Au moment où nous mettions sous presse, Sharon, 78 ans, était dans un coma profond, placé sous respiration artificielle et luttait encore contre la mort, au département de neurochirurgie de l’hôpital Hadassah, à Ein Karem, un faubourg de Jérusalem, où il avait été admis d’urgence, quarante-huit heures auparavant à la suite d’une attaque cérébrale. Le « bulldozer », surnommé ainsi par ses compatriotes en référence à son caractère obstiné et fonceur, qui a écrasé de tout son poids la vie politique israélienne au cours des cinq dernières années, avait subi, dans la nuit du 4 au 5 janvier, deux opérations, dont la première a duré six heures, pour stopper une hémorragie cérébrale.
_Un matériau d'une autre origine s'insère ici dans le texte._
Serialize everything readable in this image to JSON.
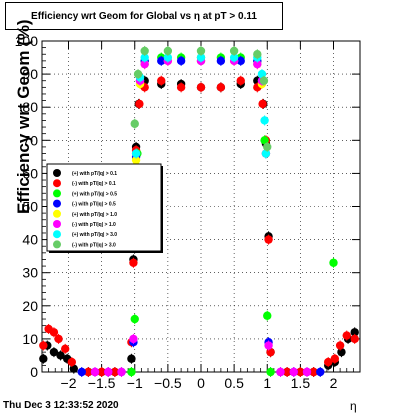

Mais son état restait critique et ne laissait que peu d’espoir de rémission.
Au terme d’une année éprouvante en raison du retrait de la bande de Gaza, décidé et mené à terme en septembre 2005, après trente-huit années de présence israélienne, cette seconde attaque cérébrale en moins de deux semaines – la première, le 18 décembre, moins grave, avait nécessité des soins d’urgence à l’hôpital et un traitement aux anticoagulants pour éviter une nouvelle attaque – l’a terrassé à la veille d’une campagne électorale déterminante pour son avenir politique et pour celui de Kadima (« En avant »), son nouveau parti, d’obédience centriste, fondé en novembre 2005 après sa démission du Likoud, devenu très hostile à sa politique de démantèlement des colonies.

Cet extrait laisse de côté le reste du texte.